The report describes China as a future "electrostate", with emissions potentially peaking well before the country's official 2030 target.
Supply chain developments in energy infrastructure
Global electricity generation from solar rose 28.3% last year, according to the report's analysis.
China added more solar capacity to its grid in a single month than any other country has built in an entire year, indicating the scale of manufacturing and installation supply chains now operational in that market.
Battery deployment is also affecting grid operations in some regions. In California, batteries meet about 20% of peak evening demand on some days, rising to about 30% in parts of Australia, displacing gas-fired generation during certain hours.
However, demand growth is complicating the picture.
EVs, heat pumps, data centres and air conditioning systems are pushing power demand growth towards 4% annually, almost double the long-term average. This has allowed fossil-fuel generation to rise, with coal's absolute usage remaining close to record highs, sustained by consumption in China and India even as these countries deploy new renewable capacity.
Transport sector and manufacturing competition
The International Energy Agency data cited in the report suggests electric cars are expected to account for 25% of global auto sales this year. Vehicles with plugs already constitute over half of new sales in China and about a quarter across Europe, indicating different rates of market penetration across major economies.
The US market shows a different pattern, with EVs making up only about 10% of sales in 2024. A modest increase is expected in 2025 as buyers move to access expiring subsidies before federal support programmes are potentially altered.
Tesla's market position has changed this year, particularly in Europe where the company has experienced double-digit sales declines in several markets. Chinese brands now offer models at lower price points, creating new competitive dynamics.
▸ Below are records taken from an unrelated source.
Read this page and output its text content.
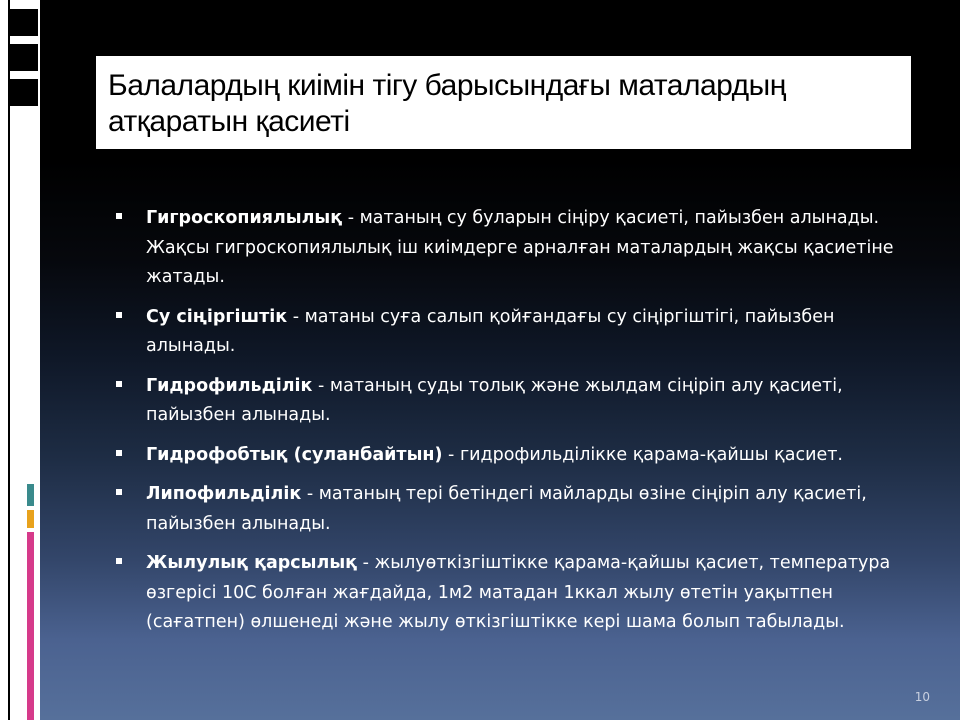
Балалардың киімін тігу барысындағы маталардың атқаратын қасиеті
Гигроскопиялылық - матаның су буларын сіңіру қасиеті, пайызбен алынады. Жақсы гигроскопиялылық іш киімдерге арналған маталардың жақсы қасиетіне жатады.
Су сіңіргіштік - матаны суға салып қойғандағы су сіңіргіштігі, пайызбен алынады.
Гидрофильділік - матаның суды толық және жылдам сіңіріп алу қасиеті, пайызбен алынады.
Гидрофобтық (суланбайтын) - гидрофильділікке қарама-қайшы қасиет.
Липофильділік - матаның тері бетіндегі майларды өзіне сіңіріп алу қасиеті, пайызбен алынады.
Жылулық қарсылық - жылуөткізгіштікке қарама-қайшы қасиет, температура өзгерісі 10С болған жағдайда, 1м2 матадан 1ккал жылу өтетін уақытпен (сағатпен) өлшенеді және жылу өткізгіштікке кері шама болып табылады.
10
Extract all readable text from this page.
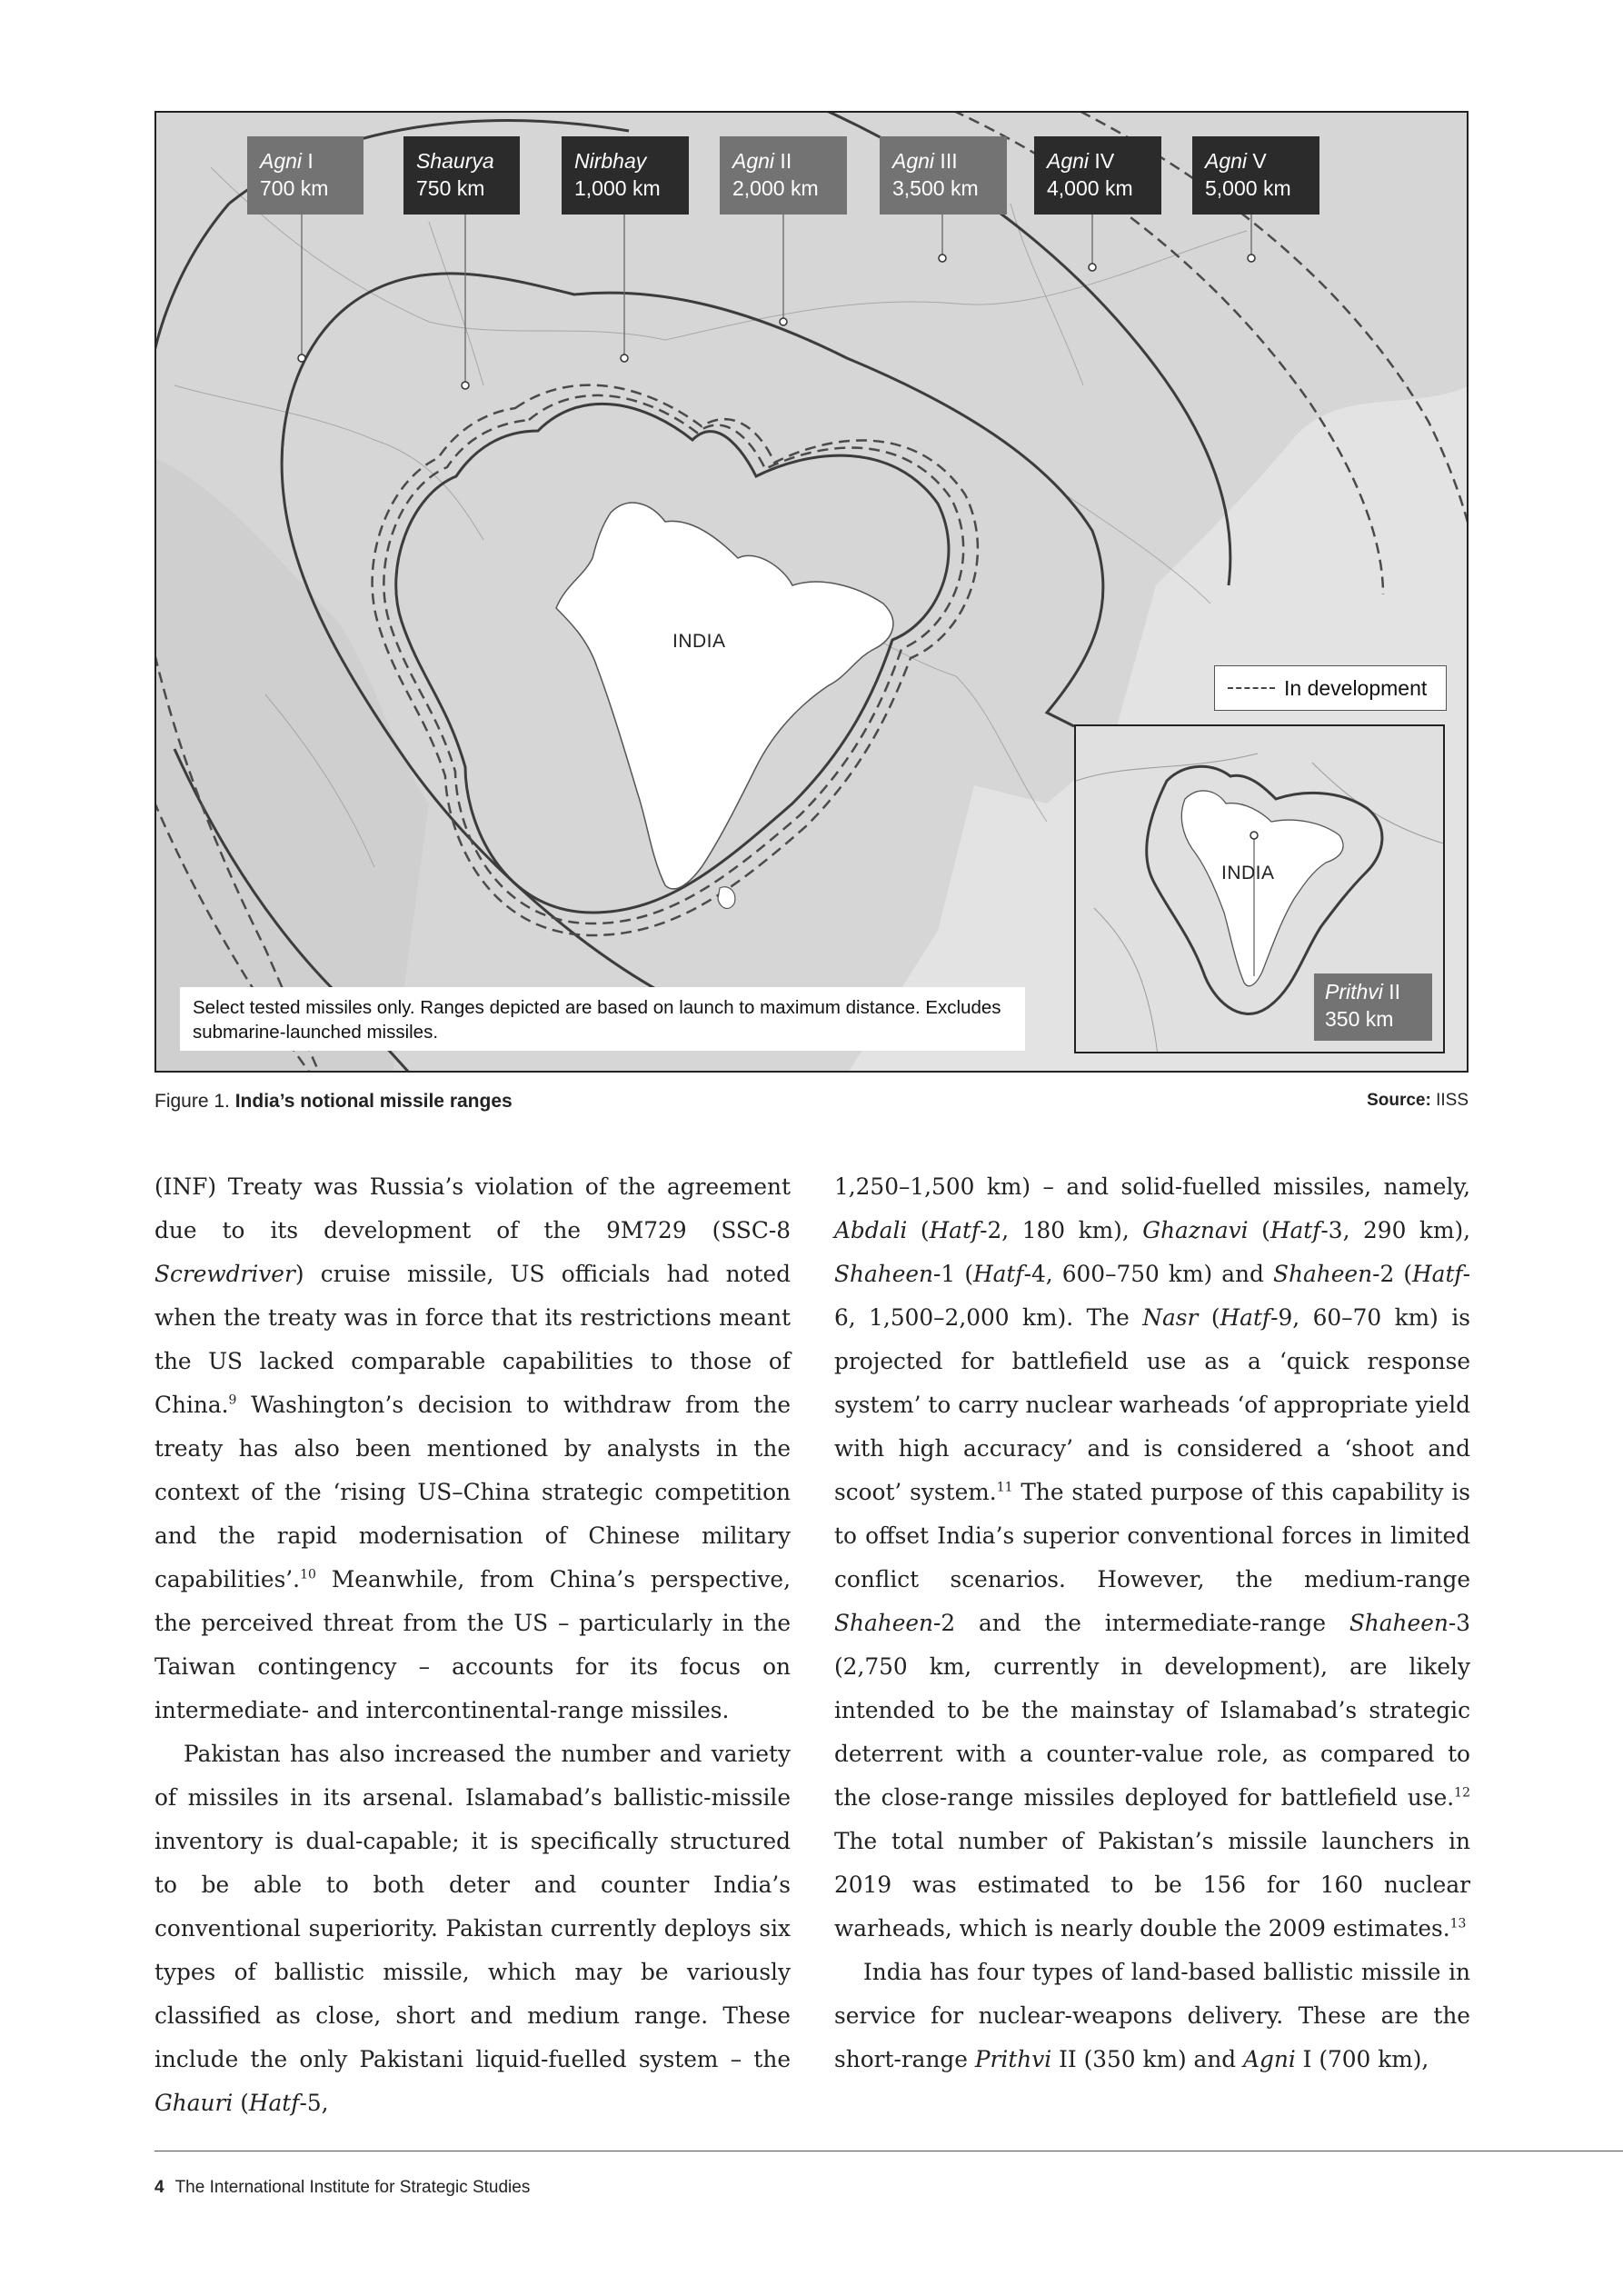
Agni I
700 km
Shaurya
750 km
Nirbhay
1,000 km
Agni II
2,000 km
Agni III
3,500 km
Agni IV
4,000 km
Agni V
5,000 km
INDIA
In development
INDIA
Prithvi II
350 km
Select tested missiles only. Ranges depicted are based on launch to maximum distance. Excludes submarine-launched missiles.
Figure 1. India’s notional missile ranges	Source: IISS

(INF) Treaty was Russia’s violation of the agreement due to its development of the 9M729 (SSC-8 Screwdriver) cruise missile, US officials had noted when the treaty was in force that its restrictions meant the US lacked comparable capabilities to those of China.$^9$ Washington’s decision to withdraw from the treaty has also been mentioned by analysts in the context of the ‘rising US–China strategic competition and the rapid modernisation of Chinese military capabilities’.$^{10}$ Meanwhile, from China’s perspective, the perceived threat from the US – particularly in the Taiwan contingency – accounts for its focus on intermediate- and intercontinental-range missiles.

Pakistan has also increased the number and variety of missiles in its arsenal. Islamabad’s ballistic-missile inventory is dual-capable; it is specifically structured to be able to both deter and counter India’s conventional superiority. Pakistan currently deploys six types of ballistic missile, which may be variously classified as close, short and medium range. These include the only Pakistani liquid-fuelled system – the Ghauri (Hatf-5,

1,250–1,500 km) – and solid-fuelled missiles, namely, Abdali (Hatf-2, 180 km), Ghaznavi (Hatf-3, 290 km), Shaheen-1 (Hatf-4, 600–750 km) and Shaheen-2 (Hatf-6, 1,500–2,000 km). The Nasr (Hatf-9, 60–70 km) is projected for battlefield use as a ‘quick response system’ to carry nuclear warheads ‘of appropriate yield with high accuracy’ and is considered a ‘shoot and scoot’ system.$^{11}$ The stated purpose of this capability is to offset India’s superior conventional forces in limited conflict scenarios. However, the medium-range Shaheen-2 and the intermediate-range Shaheen-3 (2,750 km, currently in development), are likely intended to be the mainstay of Islamabad’s strategic deterrent with a counter-value role, as compared to the close-range missiles deployed for battlefield use.$^{12}$ The total number of Pakistan’s missile launchers in 2019 was estimated to be 156 for 160 nuclear warheads, which is nearly double the 2009 estimates.$^{13}$

India has four types of land-based ballistic missile in service for nuclear-weapons delivery. These are the short-range Prithvi II (350 km) and Agni I (700 km),

4 The International Institute for Strategic Studies
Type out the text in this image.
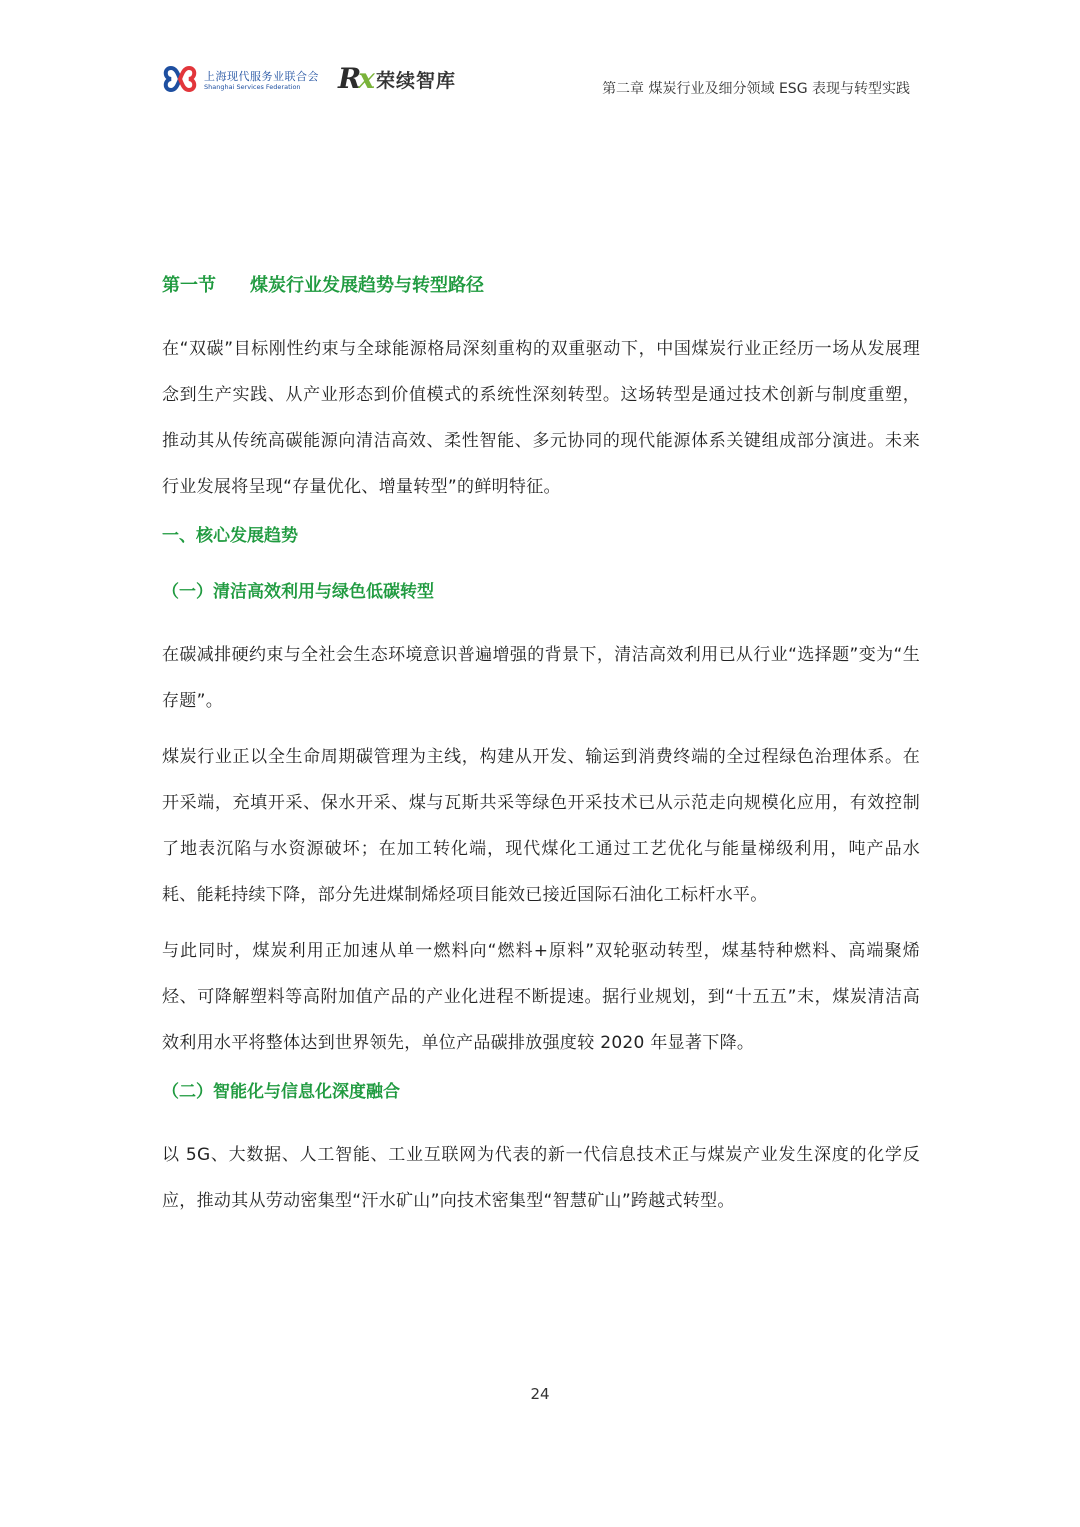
上海现代服务业联合会
Shanghai Services Federation Rx 荣续智库	第二章 煤炭行业及细分领域 ESG 表现与转型实践
第一节 煤炭行业发展趋势与转型路径

在“双碳”目标刚性约束与全球能源格局深刻重构的双重驱动下，中国煤炭行业正经历一场从发展理念到生产实践、从产业形态到价值模式的系统性深刻转型。这场转型是通过技术创新与制度重塑，推动其从传统高碳能源向清洁高效、柔性智能、多元协同的现代能源体系关键组成部分演进。未来行业发展将呈现“存量优化、增量转型”的鲜明特征。

一、核心发展趋势
（一）清洁高效利用与绿色低碳转型

在碳减排硬约束与全社会生态环境意识普遍增强的背景下，清洁高效利用已从行业“选择题”变为“生存题”。

煤炭行业正以全生命周期碳管理为主线，构建从开发、输运到消费终端的全过程绿色治理体系。在开采端，充填开采、保水开采、煤与瓦斯共采等绿色开采技术已从示范走向规模化应用，有效控制了地表沉陷与水资源破坏；在加工转化端，现代煤化工通过工艺优化与能量梯级利用，吨产品水耗、能耗持续下降，部分先进煤制烯烃项目能效已接近国际石油化工标杆水平。

与此同时，煤炭利用正加速从单一燃料向“燃料+原料”双轮驱动转型，煤基特种燃料、高端聚烯烃、可降解塑料等高附加值产品的产业化进程不断提速。据行业规划，到“十五五”末，煤炭清洁高效利用水平将整体达到世界领先，单位产品碳排放强度较 2020 年显著下降。

（二）智能化与信息化深度融合

以 5G、大数据、人工智能、工业互联网为代表的新一代信息技术正与煤炭产业发生深度的化学反应，推动其从劳动密集型“汗水矿山”向技术密集型“智慧矿山”跨越式转型。

24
Electric lorry sales are rising from a small base, though infrastructure for high-power charging necessary for heavy goods vehicles remains at an early stage in most countries. Aviation and shipping remain further from decarbonisation targets, despite Europe's mandates for sustainable aviation fuel, which face financing challenges.
Negotiations for sustainable shipping legislation at the International Maritime Organization were adjourned this autumn, with the report noting that lobbyists from the US and Saudi Arabia played a role in the outcome.
Industrial supply chains and hydrogen projects
The report's analysis of hydrogen projects suggests a significant reassessment is underway.
A substantial portion of European projects have been cancelled and many more shelved as the cost gap with grey hydrogen remains wide.
The authors note that "enthusiasm for hydrogen may have cost us years in which industrial decarbonisation could have been pursued by more practical means", observing that early promotion came partly from oil majors.
Benchmark data indicates clean energy is attracting about twice as much investment globally as fossil fuels, with solar costs declining year-on-year since 2009, while gas-fired power costs have remained relatively stable.
The report's assessment for corporate audiences centres on the divergence between physical and economic trends in one direction and political developments in another, creating both risk and opportunity for businesses evaluating supply chain investments and technology choices in 2025's changing landscape.